Par un arrêt du 14 octobre 2024, le Conseil d’Etat a apporté d’utiles précisions sur la mise en œuvre de la régularisation prévue à l’article L. 600-5-1 du Code de l’urbanisme.

En effet, le juge a considéré que lorsque la mesure de régularisation qui lui a été notifiée n’a pas permis de régulariser le vice affectant l’autorisation initiale, il doit en prononcer l’annulation partielle sans qu’il y ait lieu de surseoir à statuer à nouveau.

En revanche, si la mesure de régularisation est de nature à régulariser le vice, mais que celle-ci est entachée d’une illégalité qui lui est propre, alors le juge peut de nouveau surseoir à statuer pour permettre la régularisation de l’autorisation modificative.

CE, Section, 14 octobre 2024, n° 471936, publié au recueil Lebon

  • En matière d’autorisation environnementale

Par un récent arrêt n° 20NT03390 du 18 octobre 2014, la Cour administrative d’appel de Nantes a précisé les modalités de recours contentieux contre un rejet de demande de régularisation d’une autorisation environnementale intervenant à la suite d’un sursis à statuer sur le fondement de l’article L. 181-18 du Code de l’environnement.

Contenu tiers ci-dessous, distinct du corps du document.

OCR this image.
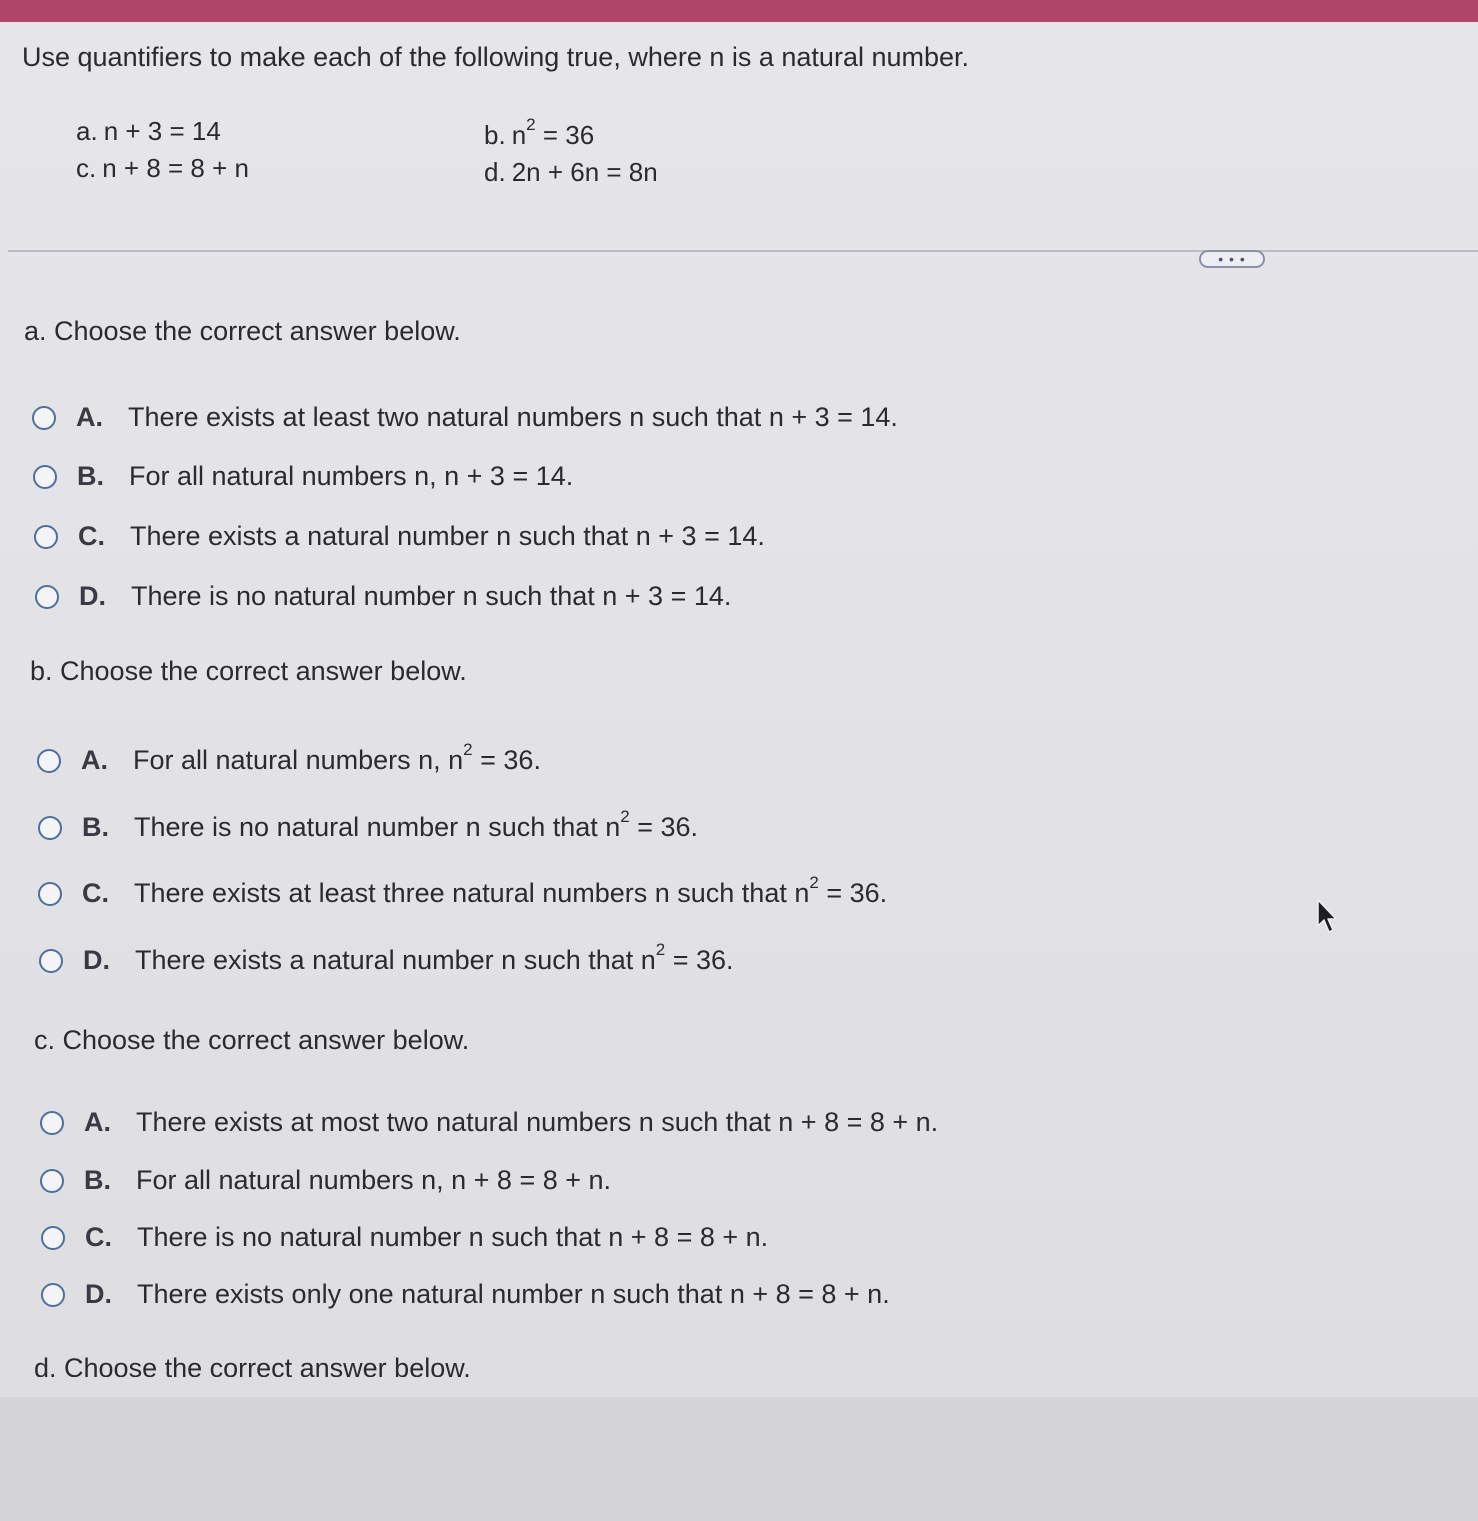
Use quantifiers to make each of the following true, where n is a natural number.
a. n + 3 = 14	b. $n^2 = 36$
c. n + 8 = 8 + n	d. 2n + 6n = 8n
• • •
a. Choose the correct answer below.
A. There exists at least two natural numbers n such that n + 3 = 14.
B. For all natural numbers n, n + 3 = 14.
C. There exists a natural number n such that n + 3 = 14.
D. There is no natural number n such that n + 3 = 14.
b. Choose the correct answer below.
A. For all natural numbers n, $n^2 = 36$.
B. There is no natural number n such that $n^2 = 36$.
C. There exists at least three natural numbers n such that $n^2 = 36$.
D. There exists a natural number n such that $n^2 = 36$.
c. Choose the correct answer below.
A. There exists at most two natural numbers n such that n + 8 = 8 + n.
B. For all natural numbers n, n + 8 = 8 + n.
C. There is no natural number n such that n + 8 = 8 + n.
D. There exists only one natural number n such that n + 8 = 8 + n.
d. Choose the correct answer below.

Dans un premier arrêt avant-dire droit, la Cour administrative d’appel de Nantes avait sursis à statuer en application de l’article L. 181-18 du Code de l’environnement pour permettre au préfet de régulariser l’arrêté d’autorisation environnementale litigieux, notamment en ce qu’il ne comportait pas de dérogation « espèces protégées » (DEP) (CAA Nantes, 7 janvier 2022, n° 20NT03390).

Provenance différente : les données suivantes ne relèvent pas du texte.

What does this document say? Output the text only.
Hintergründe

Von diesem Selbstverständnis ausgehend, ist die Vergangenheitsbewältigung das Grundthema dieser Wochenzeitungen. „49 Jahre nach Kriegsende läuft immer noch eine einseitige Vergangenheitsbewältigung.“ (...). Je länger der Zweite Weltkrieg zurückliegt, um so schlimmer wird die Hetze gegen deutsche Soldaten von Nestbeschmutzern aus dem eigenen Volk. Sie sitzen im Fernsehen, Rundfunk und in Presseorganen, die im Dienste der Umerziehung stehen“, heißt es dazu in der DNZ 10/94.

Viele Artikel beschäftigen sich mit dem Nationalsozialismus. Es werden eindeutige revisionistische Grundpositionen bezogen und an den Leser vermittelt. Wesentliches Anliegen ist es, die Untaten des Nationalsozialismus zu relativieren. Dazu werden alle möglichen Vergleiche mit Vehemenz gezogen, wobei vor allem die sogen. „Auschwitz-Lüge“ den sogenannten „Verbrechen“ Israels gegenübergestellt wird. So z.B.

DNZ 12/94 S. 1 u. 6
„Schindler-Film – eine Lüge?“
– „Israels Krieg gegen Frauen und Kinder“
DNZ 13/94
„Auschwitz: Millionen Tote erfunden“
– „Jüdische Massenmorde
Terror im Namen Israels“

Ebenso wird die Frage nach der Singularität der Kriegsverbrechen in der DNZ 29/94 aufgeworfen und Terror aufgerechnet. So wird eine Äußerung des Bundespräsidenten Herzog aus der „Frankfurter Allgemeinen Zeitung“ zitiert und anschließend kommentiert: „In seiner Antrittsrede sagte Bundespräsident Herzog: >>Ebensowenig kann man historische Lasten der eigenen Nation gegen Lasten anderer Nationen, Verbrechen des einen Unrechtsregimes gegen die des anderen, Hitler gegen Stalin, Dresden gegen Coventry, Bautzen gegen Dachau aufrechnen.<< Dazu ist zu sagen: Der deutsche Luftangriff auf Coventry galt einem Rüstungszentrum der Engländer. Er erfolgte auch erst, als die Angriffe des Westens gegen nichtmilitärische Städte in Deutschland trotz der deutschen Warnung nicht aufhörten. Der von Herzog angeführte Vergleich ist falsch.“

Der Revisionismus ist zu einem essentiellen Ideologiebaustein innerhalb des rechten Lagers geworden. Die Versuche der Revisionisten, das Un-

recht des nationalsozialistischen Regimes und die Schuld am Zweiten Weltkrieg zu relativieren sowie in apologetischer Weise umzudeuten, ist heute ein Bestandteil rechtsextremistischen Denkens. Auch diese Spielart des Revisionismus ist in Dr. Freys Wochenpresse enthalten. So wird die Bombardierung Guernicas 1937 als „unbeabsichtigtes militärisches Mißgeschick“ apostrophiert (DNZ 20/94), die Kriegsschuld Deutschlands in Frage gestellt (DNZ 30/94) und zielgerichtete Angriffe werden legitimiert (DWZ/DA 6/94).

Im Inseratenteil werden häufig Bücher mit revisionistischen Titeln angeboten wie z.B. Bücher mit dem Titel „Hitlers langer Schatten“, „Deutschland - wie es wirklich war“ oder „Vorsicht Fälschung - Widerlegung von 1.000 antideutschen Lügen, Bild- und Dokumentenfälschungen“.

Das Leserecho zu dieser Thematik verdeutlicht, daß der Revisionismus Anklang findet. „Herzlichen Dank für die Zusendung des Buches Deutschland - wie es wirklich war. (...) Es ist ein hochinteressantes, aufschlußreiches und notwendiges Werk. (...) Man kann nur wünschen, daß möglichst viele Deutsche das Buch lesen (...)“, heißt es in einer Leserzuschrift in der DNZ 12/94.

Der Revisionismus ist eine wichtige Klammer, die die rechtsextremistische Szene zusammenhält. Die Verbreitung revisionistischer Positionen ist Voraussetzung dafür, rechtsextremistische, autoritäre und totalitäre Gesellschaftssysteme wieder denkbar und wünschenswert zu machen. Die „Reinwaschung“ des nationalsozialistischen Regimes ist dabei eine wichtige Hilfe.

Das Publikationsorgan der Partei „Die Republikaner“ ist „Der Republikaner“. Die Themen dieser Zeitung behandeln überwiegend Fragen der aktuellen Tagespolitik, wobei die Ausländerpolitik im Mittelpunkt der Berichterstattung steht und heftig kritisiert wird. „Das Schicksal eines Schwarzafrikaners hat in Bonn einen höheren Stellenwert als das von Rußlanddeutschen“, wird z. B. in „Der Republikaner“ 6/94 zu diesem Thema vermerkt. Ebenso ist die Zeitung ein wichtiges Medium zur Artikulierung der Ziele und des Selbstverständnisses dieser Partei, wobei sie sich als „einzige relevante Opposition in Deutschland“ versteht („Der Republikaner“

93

Toutefois, dans le cadre de la procédure de régularisation, le préfet a rejeté la demande de DEP de la société pétitionnaire.

Dans son arrêt au fond, la Cour a alors jugé que :
« 22. Si aucune mesure de régularisation n’est notifiée au juge administratif qui a sursis à statuer à fin de régularisation, il lui appartient de prononcer l’annulation de l’autorisation contestée devant lui, sans que puisse être contestée la légalité du refus opposé, le cas échéant, à la demande de régularisation présentée par le bénéficiaire de cette autorisation. Une telle contestation ne peut intervenir que dans le cadre d’une nouvelle instance, qui doit être regardée comme dirigée contre le refus d’autoriser le projet dans son ensemble, y compris les modifications qu’il était envisagé d’y apporter. »(CAA Nantes, 18 octobre 2024, n° 20NT03390).

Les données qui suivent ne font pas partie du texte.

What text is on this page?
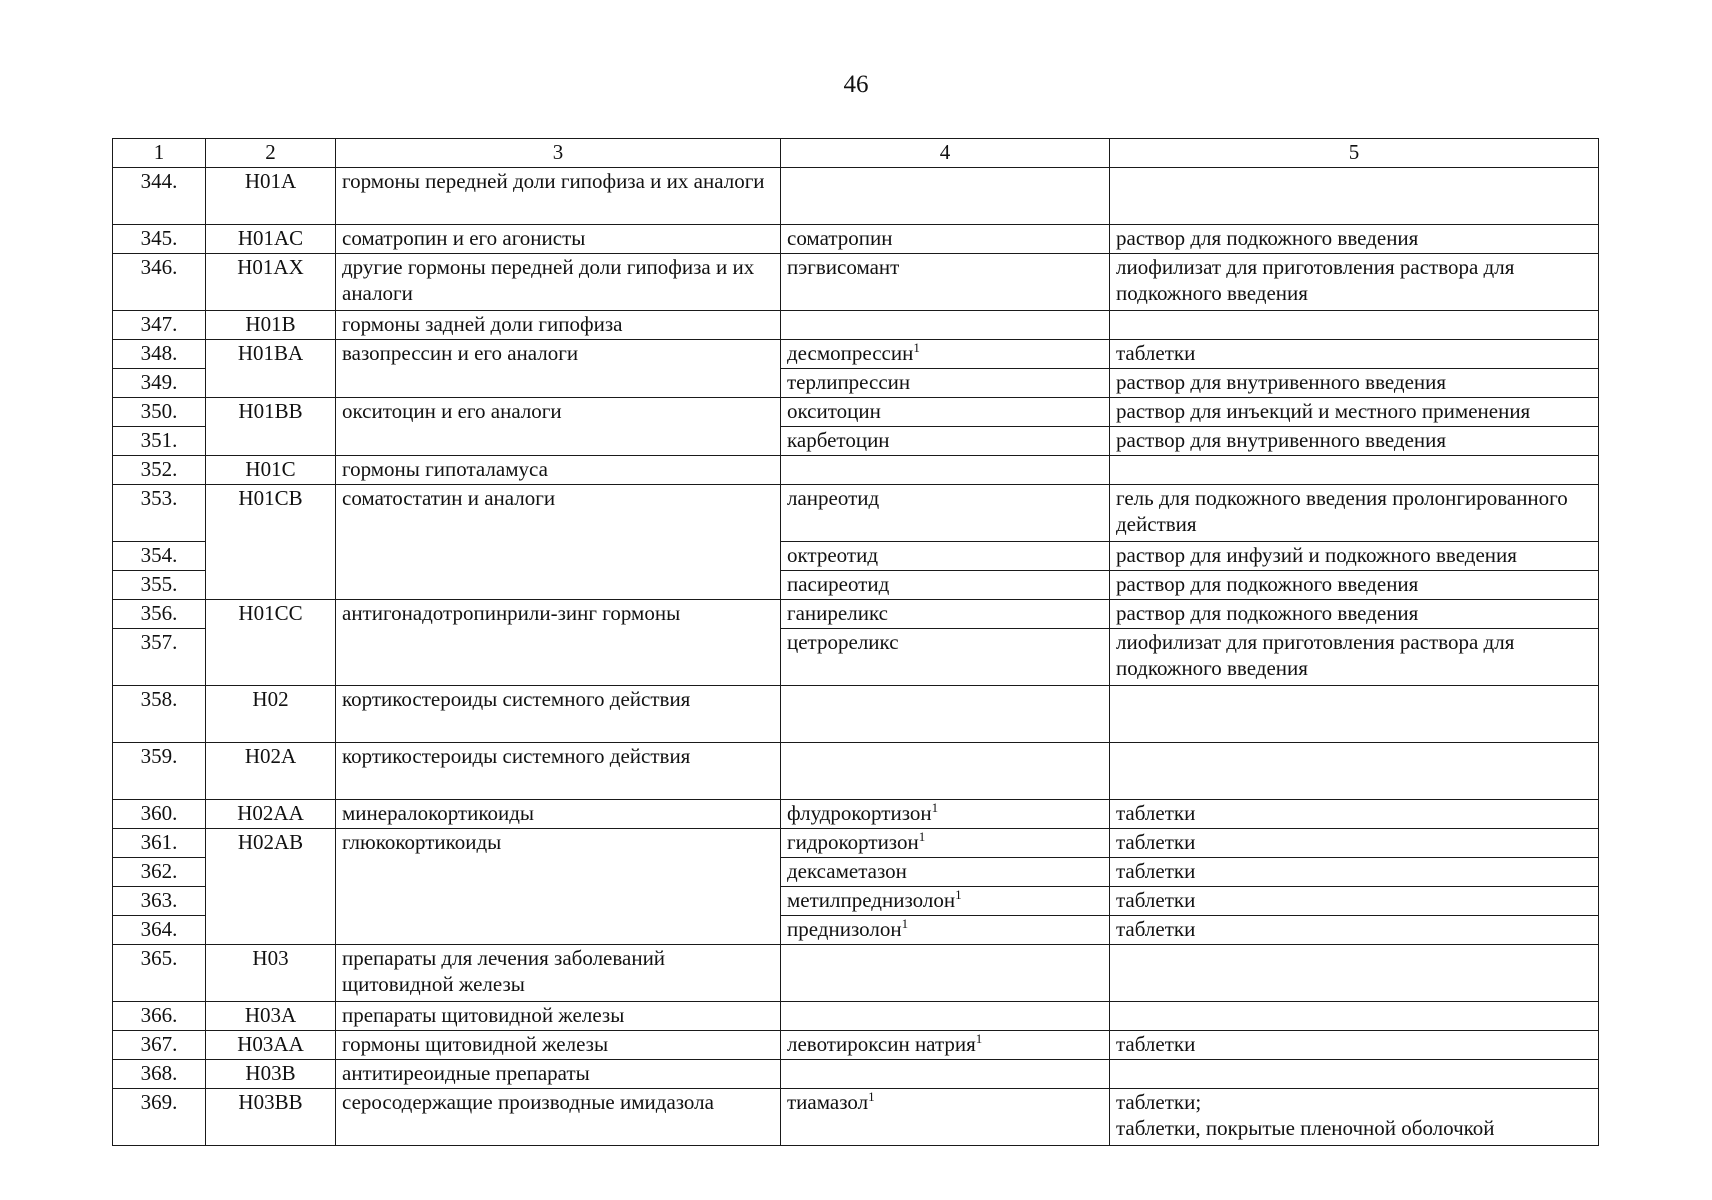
46
1	2	3	4	5
344.	H01A	гормоны передней доли гипофиза и их аналоги		
345.	H01AC	соматропин и его агонисты	соматропин	раствор для подкожного введения
346.	H01AX	другие гормоны передней доли гипофиза и их аналоги	пэгвисомант	лиофилизат для приготовления раствора для подкожного введения
347.	H01B	гормоны задней доли гипофиза		
348.	H01BA	вазопрессин и его аналоги	десмопрессин$^1$	таблетки
349.			терлипрессин	раствор для внутривенного введения
350.	H01BB	окситоцин и его аналоги	окситоцин	раствор для инъекций и местного применения
351.			карбетоцин	раствор для внутривенного введения
352.	H01C	гормоны гипоталамуса		
353.	H01CB	соматостатин и аналоги	ланреотид	гель для подкожного введения пролонгированного действия
354.			октреотид	раствор для инфузий и подкожного введения
355.			пасиреотид	раствор для подкожного введения
356.	H01CC	антигонадотропинрили-зинг гормоны	ганиреликс	раствор для подкожного введения
357.			цетрореликс	лиофилизат для приготовления раствора для подкожного введения
358.	H02	кортикостероиды системного действия		
359.	H02A	кортикостероиды системного действия		
360.	H02AA	минералокортикоиды	флудрокортизон$^1$	таблетки
361.	H02AB	глюкокортикоиды	гидрокортизон$^1$	таблетки
362.			дексаметазон	таблетки
363.			метилпреднизолон$^1$	таблетки
364.			преднизолон$^1$	таблетки
365.	H03	препараты для лечения заболеваний щитовидной железы		
366.	H03A	препараты щитовидной железы		
367.	H03AA	гормоны щитовидной железы	левотироксин натрия$^1$	таблетки
368.	H03B	антитиреоидные препараты		
369.	H03BB	серосодержащие производные имидазола	тиамазол$^1$	таблетки;
таблетки, покрытые пленочной оболочкой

La Cour a ainsi considéré qu’il n’était pas possible de contester la décision rejetant la demande de régularisation de l’autorisation environnementale dans la même instance et qu’un nouveau recours était nécessaire.

ENERGIE / ENVIRONNEMENT

  • EOLIEN

Le Conseil d’Etat a jugé qu’un parc éolien d’une puissance de 18 mégawatts en Occitanie ne répondait pas à une raison impérative d’intérêt public majeur (RIIPM) au sens de l’article L. 411-2 du code de l’environnement

Selon le Conseil, le projet en cause « (…) n’apporterait qu’une contribution modeste à la politique énergétique nationale de développement de la part des énergies renouvelables dans la consommation finale d’énergie dans un département qui ne souffre d’aucune fragilité d’approvisionnement électrique et compte déjà un grand nombre de parcs éoliens, la cour a entaché de l’arrêt attaqué d’erreur de qualification juridique des faits ».

L’arrêt déféré devant le Conseil d’Etat étant daté du 20 avril 2023, la Haute juridiction ne pouvait pas fair application de la présomption de RIIPM (pour les parcs d’une puissance prévisionnelle supérieure ou égale à 9 MW) instaurée par le décret n° 2023-1366 du 28 décembre 2023, postérieur à l’arrêt d’appel.

CE, 9 septembre 2024, n° 475241 (a contrario pour un arrêt qui applique la présomption de RIIPM, voir CAA Toulouse, 4 avril 2024, n° 22TL21068)

Le juge administratif a confirmé un refus d’autorisation pour un parc de 5 éoliennes, au motif que le pétitionnaire aurait dû déposer une demande de dérogation « espèces protégées » (DEP) pour six espèces d’oiseaux, en l’espèce le faucon crécerellette, le milan royal, de l’aigle royal, le vautour fauve, le circaète Jean-le-Blanc et le milan noir

Saisie d’un arrêté de refus d’autorisation rendu à la suite de l’annulation d’un premier arrêté de refus qui avait été annulé par le juge, la Cour a relevé que l’autorité de la chose jugée ne faisait pas obstacle à ce que l’autorité administrative refuse à nouveau l’autorisation sollicitée en se fondant sur l’absence de demande de dérogation « espèces protégées » dès lors que le juge avait censuré le premier arrêté pour insuffisance de motivation concernant la nécessité de déposer une DEP.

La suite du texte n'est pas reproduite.